QTLEMM - QTL Mapping and Hotspots Detection
For QTL mapping, this package comprises several functions
designed to execute diverse tasks, such as simulating or
analyzing data, calculating significance thresholds, and
visualizing QTL mapping results. The single-QTL or multiple-QTL
method, which enables the fitting and comparison of various
statistical models, is employed to analyze the data for
estimating QTL parameters. The models encompass linear
regression, permutation tests, normal mixture models, and
truncated normal mixture models. The Gaussian stochastic
process is utilized to compute significance thresholds for QTL
detection on a genetic linkage map within experimental
populations. Two types of data, complete genotyping, and
selective genotyping data from various experimental
populations, including backcross, F2, recombinant inbred (RI)

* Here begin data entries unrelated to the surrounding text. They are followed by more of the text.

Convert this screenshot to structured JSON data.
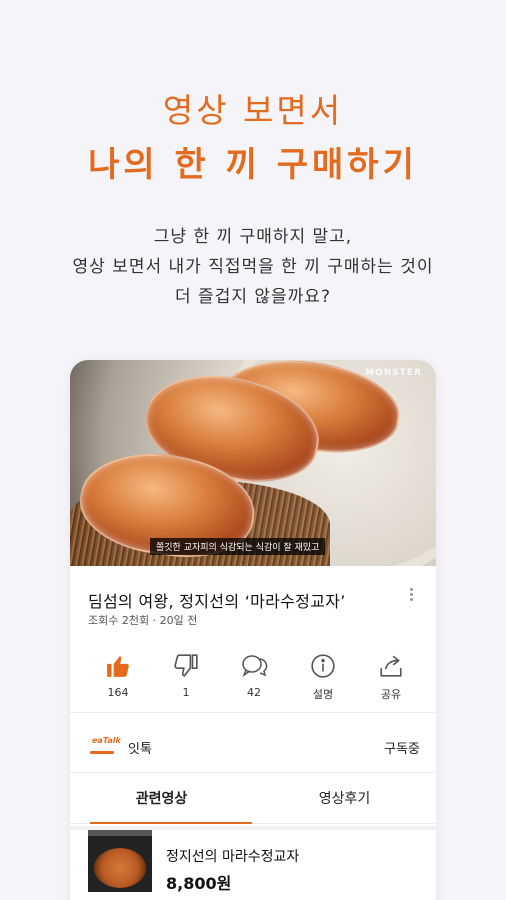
{
  "hero": {
    "line1": "영상 보면서",
    "line2": "나의 한 끼 구매하기"
  },
  "description": {
    "line1": "그냥 한 끼 구매하지 말고,",
    "line2": "영상 보면서 내가 직접먹을 한 끼 구매하는 것이",
    "line3": "더 즐겁지 않을까요?"
  },
  "video": {
    "watermark": "MONSTER",
    "subtitle": "쫄깃한 교자피의 식감되는 식감이 잘 재밌고",
    "title": "딤섬의 여왕, 정지선의 ‘마라수정교자’",
    "meta": "조회수 2천회 · 20일 전"
  },
  "actions": [
    {
      "icon": "thumbs-up-icon",
      "label": "164",
      "active": true
    },
    {
      "icon": "thumbs-down-icon",
      "label": "1",
      "active": false
    },
    {
      "icon": "comment-icon",
      "label": "42",
      "active": false
    },
    {
      "icon": "info-icon",
      "label": "설명",
      "active": false
    },
    {
      "icon": "share-icon",
      "label": "공유",
      "active": false
    }
  ],
  "channel": {
    "logo_text": "eaTalk",
    "name": "잇톡",
    "subscribe_label": "구독중"
  },
  "tabs": [
    {
      "label": "관련영상",
      "active": true
    },
    {
      "label": "영상후기",
      "active": false
    }
  ],
  "product": {
    "name": "정지선의 마라수정교자",
    "price": "8,800원"
  },
  "colors": {
    "accent": "#e46a1d",
    "background": "#f5f4f9"
  }
}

populations, and advanced intercrossed (AI) populations, are
considered in the QTL mapping analysis. For QTL hotspot
detection, statistical methods can be developed based on either
utilizing individual-level data or summarized data. We have
proposed a statistical framework capable of handling both
individual-level data and summarized QTL data for QTL hotspot
detection. Our statistical framework can overcome the
underestimation of thresholds resulting from ignoring the
correlation structure among traits. Additionally, it can
identify different types of hotspots with minimal computational
cost during the detection process. Here, we endeavor to furnish
the R codes for our QTL mapping and hotspot detection methods,
intended for general use in genes, genomics, and genetics
studies. The QTL mapping methods for the complete and selective
genotyping designs are based on the multiple interval mapping
(MIM) model proposed by Kao, C.-H. , Z.-B. Zeng and R. D.
Teasdale (1999) <doi: 10.1534/genetics.103.021642> and H.-I
Lee, H.-A. Ho and C.-H. Kao (2014) <doi:
10.1534/genetics.114.168385>, respectively. The QTL hotspot
detection analysis is based on the method by Wu, P.-Y., M.-.H.
Yang, and C.-H. Kao (2021) <doi: 10.1093/g3journal/jkab056>.